Waiting for them at the gate was Prince Ernst Rueiger von Starhemberg, a Gemsbart (beard of a chamois) jutting proudly from the back of his green felt hat, his grey and green hunter's coat tightly bone-buttoned.

"What you expect to find, gentlemen," said Prince Ernst, "is not here."

In the guard room of the castle on the hooks where morions, pikes and breastplates had hung of old, the Linz police found 500 modern steel helmets, 500 knapsacks and leather cartridge boxes, but no actual guns, no ammunition.

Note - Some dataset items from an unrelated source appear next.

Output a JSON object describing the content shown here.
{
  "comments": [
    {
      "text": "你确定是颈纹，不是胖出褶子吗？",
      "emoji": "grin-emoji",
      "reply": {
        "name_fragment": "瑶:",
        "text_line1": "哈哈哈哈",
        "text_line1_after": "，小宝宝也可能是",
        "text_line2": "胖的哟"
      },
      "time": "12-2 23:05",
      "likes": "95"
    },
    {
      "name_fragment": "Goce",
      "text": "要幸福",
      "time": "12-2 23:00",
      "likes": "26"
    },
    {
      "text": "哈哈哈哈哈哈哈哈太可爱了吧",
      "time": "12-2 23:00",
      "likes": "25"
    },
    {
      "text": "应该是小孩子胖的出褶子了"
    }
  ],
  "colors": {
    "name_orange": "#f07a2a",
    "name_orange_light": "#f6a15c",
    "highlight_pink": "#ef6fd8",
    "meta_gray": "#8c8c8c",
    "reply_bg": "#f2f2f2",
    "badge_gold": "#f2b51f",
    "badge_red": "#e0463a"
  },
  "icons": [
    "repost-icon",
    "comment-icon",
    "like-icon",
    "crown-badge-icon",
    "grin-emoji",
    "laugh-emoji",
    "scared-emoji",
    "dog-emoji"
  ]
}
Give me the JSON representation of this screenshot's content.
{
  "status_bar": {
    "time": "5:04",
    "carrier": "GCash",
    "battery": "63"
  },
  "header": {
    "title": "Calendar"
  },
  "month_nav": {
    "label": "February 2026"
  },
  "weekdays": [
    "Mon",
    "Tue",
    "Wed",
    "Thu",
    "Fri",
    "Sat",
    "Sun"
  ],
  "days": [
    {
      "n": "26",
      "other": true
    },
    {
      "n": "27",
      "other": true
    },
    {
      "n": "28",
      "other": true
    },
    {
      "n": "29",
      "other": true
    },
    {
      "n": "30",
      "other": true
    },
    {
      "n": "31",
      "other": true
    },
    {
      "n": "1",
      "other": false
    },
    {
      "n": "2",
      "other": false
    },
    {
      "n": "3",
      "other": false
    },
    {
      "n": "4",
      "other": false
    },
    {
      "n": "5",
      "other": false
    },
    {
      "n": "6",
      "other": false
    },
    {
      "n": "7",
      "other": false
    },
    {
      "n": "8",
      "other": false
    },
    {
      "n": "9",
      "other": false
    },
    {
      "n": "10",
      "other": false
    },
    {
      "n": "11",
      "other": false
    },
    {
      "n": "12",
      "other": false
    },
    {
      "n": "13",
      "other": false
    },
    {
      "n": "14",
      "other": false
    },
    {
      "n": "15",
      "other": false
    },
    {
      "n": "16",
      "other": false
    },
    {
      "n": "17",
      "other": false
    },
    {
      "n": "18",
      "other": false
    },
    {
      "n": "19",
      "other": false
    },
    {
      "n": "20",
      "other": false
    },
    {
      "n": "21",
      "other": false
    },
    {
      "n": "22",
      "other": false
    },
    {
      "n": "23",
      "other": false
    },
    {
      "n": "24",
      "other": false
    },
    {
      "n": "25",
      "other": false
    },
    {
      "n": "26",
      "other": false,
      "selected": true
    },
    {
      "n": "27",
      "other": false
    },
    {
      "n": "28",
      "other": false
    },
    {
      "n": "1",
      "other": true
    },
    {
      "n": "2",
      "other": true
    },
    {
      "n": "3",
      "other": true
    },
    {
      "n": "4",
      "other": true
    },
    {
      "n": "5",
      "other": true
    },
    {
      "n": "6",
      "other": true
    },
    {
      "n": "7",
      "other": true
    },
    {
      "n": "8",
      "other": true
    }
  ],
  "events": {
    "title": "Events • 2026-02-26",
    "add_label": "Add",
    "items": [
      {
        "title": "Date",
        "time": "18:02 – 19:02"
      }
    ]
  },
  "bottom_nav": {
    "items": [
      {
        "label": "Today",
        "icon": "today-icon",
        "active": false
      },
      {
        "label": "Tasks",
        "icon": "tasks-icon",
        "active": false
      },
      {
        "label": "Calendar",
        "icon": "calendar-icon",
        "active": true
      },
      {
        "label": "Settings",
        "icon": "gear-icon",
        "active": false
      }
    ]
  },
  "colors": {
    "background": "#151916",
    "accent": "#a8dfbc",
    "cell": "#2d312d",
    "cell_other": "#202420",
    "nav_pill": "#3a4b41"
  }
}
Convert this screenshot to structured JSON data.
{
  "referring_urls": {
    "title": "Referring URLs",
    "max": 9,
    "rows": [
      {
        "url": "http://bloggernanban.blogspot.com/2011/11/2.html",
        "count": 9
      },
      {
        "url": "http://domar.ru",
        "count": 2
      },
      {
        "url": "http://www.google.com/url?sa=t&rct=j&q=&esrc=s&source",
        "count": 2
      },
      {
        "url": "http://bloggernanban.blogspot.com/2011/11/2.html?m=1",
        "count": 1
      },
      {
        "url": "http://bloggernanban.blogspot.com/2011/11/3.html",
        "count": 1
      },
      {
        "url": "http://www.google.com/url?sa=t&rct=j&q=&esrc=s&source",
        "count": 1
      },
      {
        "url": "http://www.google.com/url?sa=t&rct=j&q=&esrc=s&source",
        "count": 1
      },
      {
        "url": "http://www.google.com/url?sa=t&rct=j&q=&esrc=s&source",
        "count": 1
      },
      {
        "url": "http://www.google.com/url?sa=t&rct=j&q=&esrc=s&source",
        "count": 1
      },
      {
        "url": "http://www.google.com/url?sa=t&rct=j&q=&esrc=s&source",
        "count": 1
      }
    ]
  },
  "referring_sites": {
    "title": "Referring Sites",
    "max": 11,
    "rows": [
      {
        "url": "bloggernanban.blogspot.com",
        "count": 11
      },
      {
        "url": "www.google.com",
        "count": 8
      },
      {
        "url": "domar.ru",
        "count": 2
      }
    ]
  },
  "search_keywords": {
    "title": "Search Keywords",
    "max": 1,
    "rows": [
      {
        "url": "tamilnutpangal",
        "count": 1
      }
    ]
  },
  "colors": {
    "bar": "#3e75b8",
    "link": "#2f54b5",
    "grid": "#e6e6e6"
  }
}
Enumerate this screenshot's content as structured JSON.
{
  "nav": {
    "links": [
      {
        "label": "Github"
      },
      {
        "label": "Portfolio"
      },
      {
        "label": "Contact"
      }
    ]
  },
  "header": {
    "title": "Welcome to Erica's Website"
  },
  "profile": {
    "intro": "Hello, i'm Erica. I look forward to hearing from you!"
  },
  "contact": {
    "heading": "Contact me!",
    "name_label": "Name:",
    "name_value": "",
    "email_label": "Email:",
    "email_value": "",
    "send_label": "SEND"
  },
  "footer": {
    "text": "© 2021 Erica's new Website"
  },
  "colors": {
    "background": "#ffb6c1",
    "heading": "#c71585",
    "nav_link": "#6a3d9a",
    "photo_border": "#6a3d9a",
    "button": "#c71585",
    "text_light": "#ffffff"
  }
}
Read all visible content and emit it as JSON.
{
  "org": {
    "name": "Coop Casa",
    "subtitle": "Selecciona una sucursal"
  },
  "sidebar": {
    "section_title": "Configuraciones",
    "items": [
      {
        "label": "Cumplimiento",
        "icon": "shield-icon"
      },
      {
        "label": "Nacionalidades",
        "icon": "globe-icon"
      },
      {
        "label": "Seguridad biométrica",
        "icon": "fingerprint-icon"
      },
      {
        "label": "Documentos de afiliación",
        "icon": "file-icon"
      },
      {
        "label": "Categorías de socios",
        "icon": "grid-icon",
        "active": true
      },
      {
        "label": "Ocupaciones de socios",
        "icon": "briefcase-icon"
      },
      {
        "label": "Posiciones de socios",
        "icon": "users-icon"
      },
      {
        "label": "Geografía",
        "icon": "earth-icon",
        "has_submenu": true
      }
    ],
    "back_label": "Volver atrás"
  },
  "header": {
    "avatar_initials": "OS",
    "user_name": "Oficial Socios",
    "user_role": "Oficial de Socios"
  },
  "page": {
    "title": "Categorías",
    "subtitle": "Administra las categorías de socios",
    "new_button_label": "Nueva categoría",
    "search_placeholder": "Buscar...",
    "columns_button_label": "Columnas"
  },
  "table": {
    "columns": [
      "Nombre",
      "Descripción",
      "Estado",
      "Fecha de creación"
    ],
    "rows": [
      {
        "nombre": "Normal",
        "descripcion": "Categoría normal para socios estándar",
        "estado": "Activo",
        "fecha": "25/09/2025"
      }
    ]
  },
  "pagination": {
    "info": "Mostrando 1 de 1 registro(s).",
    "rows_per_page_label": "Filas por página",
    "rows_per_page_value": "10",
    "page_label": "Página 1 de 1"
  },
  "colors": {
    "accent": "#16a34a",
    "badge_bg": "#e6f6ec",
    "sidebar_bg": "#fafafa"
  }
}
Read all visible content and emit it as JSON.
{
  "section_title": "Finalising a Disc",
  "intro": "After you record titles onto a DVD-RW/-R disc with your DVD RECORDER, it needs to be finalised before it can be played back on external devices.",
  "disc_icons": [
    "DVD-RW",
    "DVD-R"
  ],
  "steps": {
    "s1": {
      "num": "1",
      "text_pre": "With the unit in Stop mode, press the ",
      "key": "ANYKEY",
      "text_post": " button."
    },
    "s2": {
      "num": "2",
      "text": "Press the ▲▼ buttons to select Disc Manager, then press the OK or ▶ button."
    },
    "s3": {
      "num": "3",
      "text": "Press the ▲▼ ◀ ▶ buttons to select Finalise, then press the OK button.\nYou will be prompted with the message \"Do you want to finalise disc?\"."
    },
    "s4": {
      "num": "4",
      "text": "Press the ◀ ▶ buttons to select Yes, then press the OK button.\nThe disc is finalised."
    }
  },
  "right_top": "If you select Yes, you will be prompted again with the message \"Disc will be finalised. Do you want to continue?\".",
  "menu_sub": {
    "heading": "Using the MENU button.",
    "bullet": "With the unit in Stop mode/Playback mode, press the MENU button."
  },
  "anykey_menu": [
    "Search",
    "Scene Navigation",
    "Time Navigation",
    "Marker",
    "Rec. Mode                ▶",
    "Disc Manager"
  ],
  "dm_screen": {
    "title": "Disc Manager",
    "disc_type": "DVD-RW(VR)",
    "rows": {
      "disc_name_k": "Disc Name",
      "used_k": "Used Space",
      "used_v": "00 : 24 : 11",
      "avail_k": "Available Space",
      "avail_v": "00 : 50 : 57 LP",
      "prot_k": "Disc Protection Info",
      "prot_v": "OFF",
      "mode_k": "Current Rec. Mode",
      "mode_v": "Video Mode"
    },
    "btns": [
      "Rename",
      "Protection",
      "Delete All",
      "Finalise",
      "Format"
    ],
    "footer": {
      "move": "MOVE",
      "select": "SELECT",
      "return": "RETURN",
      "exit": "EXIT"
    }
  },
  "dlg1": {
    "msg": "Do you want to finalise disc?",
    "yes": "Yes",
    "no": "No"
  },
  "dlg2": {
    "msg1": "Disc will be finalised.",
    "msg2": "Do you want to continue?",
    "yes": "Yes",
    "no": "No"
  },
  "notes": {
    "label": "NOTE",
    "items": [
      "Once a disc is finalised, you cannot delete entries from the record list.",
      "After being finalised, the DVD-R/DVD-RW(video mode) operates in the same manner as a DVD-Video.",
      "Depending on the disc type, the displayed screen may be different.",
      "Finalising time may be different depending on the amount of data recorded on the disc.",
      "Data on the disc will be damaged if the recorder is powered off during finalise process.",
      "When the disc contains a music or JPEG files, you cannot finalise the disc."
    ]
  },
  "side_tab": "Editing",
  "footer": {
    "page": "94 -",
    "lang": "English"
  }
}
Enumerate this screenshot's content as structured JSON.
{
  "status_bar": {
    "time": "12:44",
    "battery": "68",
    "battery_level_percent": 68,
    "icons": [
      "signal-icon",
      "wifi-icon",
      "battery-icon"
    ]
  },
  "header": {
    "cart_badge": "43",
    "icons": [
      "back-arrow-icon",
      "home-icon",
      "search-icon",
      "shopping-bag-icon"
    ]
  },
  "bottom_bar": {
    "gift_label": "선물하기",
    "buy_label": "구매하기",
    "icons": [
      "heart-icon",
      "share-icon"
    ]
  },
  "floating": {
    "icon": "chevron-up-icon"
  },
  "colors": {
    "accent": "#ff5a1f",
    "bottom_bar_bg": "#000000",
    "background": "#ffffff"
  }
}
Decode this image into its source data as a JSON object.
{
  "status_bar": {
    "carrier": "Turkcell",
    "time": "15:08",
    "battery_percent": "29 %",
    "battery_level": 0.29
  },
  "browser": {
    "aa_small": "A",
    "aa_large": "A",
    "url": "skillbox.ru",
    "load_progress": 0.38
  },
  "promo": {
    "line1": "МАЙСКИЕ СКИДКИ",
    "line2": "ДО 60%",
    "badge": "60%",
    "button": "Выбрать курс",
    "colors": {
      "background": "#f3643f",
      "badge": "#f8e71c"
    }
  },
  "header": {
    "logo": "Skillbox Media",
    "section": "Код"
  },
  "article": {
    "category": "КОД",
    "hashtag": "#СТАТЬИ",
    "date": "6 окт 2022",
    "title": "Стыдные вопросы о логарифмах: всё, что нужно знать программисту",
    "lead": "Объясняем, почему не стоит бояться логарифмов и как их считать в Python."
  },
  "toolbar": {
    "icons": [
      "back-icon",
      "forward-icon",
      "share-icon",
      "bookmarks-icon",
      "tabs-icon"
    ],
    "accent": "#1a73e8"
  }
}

Waiting for a possible attack from Linz Socialists, the Prince's 500 followers were hiding in the woods, the guns in their hands, the ammunition in their pockets. Satisfied that guns and ammunition were no longer on the premises, the Linz police refused to confiscate the helmets, knapsacks. There was no law, they told the disgrunted Socialists, to forbid a man from hanging helmets, ancient or modern, on his walls. Police and frustrated Socialists marched down the hill again. Prince Ernst summoned his private army from the bushes, rewarded them with ten barrels of good Linz beer, dismissed them to their homes. Bristling from his bloodless victory, he issued the following statement:

"I will not tolerate the confiscation of a single one of my Mauser cartridges by the authorities. I insist on training my Heimwehr at my private shooting range to make them good marksmen and I am only sorry that I did not personally fetch this shipment of ammunition as I am accustomed to do."